Oltre 2 italiani su 3 dichiarano di aver cambiato abitudini in un’ottica sostenibile già prima della pandemia. A questi si affianca un ulteriore 23%, principalmente giovani (38% GenZ e 28% Millennials), che sta riflettendo su come rendere più ecosostenibile il proprio stile di vita. Ma, nel concreto, cosa significa “stile di vita più sostenibile”? Condividere, riciclare, rigenerare e ridurre al minimo i rifiuti sono elementi imprescindibili secondo oltre 7 cittadini su 10. Importanti anche “prodotti biologici e filiere certificate, economia circolare e brand ecosostenibili”, che sono parole chiave che ispirano i nuovi modelli di consumo “green” per il 40%. E quale prezzo sono disposti a pagare i consumatori? La transizione verso nuove abitudini più sostenibili, tuttavia, presenta alcune criticità. Il prezzo (51%) è il primo elemento critico anche alla luce dell’attuale contesto economico caratterizzato da una crescita record dell’inflazione. Un altro ostacolo rilevato dai consumatori è la difficoltà di reperire il prodotto o il servizio (38%). La difficoltà di trovare informazioni certificate e affidabili sulla sostenibilità (36%) è la terza importante barriera, ed è un fattore particolarmente rilevante soprattutto per quelle generazioni più desiderose di dare il proprio contributo (Gen Z e Baby Boomer).

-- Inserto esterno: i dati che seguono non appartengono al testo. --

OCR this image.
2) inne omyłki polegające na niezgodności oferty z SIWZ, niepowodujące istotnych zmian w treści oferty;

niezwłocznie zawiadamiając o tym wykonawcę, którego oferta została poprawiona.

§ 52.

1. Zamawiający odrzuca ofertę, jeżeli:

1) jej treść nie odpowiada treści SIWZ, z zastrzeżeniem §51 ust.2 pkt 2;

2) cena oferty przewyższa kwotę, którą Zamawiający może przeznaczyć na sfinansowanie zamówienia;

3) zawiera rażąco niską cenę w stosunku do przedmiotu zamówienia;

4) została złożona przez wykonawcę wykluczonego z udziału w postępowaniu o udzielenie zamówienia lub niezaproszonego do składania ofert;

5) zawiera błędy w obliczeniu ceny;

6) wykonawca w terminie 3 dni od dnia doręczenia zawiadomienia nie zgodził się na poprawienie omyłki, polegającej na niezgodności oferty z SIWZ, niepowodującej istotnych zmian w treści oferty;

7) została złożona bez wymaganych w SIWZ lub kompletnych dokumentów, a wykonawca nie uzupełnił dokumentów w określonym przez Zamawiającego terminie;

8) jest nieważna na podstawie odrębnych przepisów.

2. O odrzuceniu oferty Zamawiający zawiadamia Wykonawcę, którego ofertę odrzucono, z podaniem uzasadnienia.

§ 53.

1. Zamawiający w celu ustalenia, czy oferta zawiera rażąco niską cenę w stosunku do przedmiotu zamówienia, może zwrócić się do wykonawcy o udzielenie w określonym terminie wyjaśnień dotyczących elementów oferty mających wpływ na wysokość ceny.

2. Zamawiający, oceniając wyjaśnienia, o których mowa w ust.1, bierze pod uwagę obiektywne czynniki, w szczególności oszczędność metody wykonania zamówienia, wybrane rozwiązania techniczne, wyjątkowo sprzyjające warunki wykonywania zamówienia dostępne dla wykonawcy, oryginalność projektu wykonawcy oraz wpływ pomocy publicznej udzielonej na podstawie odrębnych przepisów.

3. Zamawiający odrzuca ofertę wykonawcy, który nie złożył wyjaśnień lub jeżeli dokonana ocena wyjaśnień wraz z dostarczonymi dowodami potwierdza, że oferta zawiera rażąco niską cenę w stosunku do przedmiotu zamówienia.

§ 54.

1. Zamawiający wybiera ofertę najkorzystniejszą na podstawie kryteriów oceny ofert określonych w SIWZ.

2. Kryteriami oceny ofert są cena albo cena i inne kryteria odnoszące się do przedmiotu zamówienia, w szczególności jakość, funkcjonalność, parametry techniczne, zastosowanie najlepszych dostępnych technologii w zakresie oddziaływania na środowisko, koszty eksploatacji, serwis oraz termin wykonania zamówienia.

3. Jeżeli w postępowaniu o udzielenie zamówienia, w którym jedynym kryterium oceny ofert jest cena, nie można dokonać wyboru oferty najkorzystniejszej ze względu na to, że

Quando si considera la sostenibilità ambientale, l’interesse è rivolto soprattutto al tipo di materiali impiegati, che deve essere quanto più rinnovabile (36%), naturale (34%) e riciclabile (31%), ma anche alla minimizzazione dell’impatto ambientale lungo tutto la catena del valore (31%). Il tema della durabilità del bene, invece, sebbene centrale nell’ottica della sostenibilità, non è considerato dai consumatori come un aspetto prioritario, specialmente tra i Baby Boomer, che si dimostrano ancora influenzati dalla “cultura del consumo”: solo il 23% di loro, infatti, dichiara che la durabilità è tra le tre caratteristiche più rilevanti. Consumare sostenibile per sentirsi meglio. Un’altra evidenza che emerge dall’Osservatorio è legata alle emozioni che l’acquisto di un prodotto o un servizio sostenibile genera. Chi pratica la sostenibilità, infatti, non solo desidera ristabilire un rapporto positivo con la natura (58%), ma vuole anche percepire maggiori benefici in termini di salute e benessere (49%) e di autostima (48%). E così la sostenibilità è ormai una discriminante di prim’ordine per i consumi legati alla mobilità (55%: altri mezzi di trasporto; 51%: veicoli personali), all’immobiliare (57%) e ai generi alimentari (51%). Invece, nel consumo di software (24%), di servizi d’intrattenimento (23%) e di prodotti finanziari (19%) le scelte d’acquisto sono ancora guidate da considerazioni più tradizionali. I canali di informazione sulla sostenibilità. Oltre 4 intervistati su 10 indicano le etichette quali fonti privilegiate di informazione. Oltre le etichette, i canali di comunicazione tradizionali (stampa e TV) sono il riferimento per oltre un cittadino su tre (36%) seguito dai canali ufficiali dell’azienda (26%). La Gen Z, invece, dimostra un maggiore interesse e utilizzo di canali informativi più moderni, affidandosi spesso a social media e influencer (21%). Infine, un vecchio metodo ancora diffuso è il classico passaparola tra conoscenti (20%), potenziato dalla crescente pervasività delle tecnologie digitali e dal livello di connessione sempre più stretto delle persone.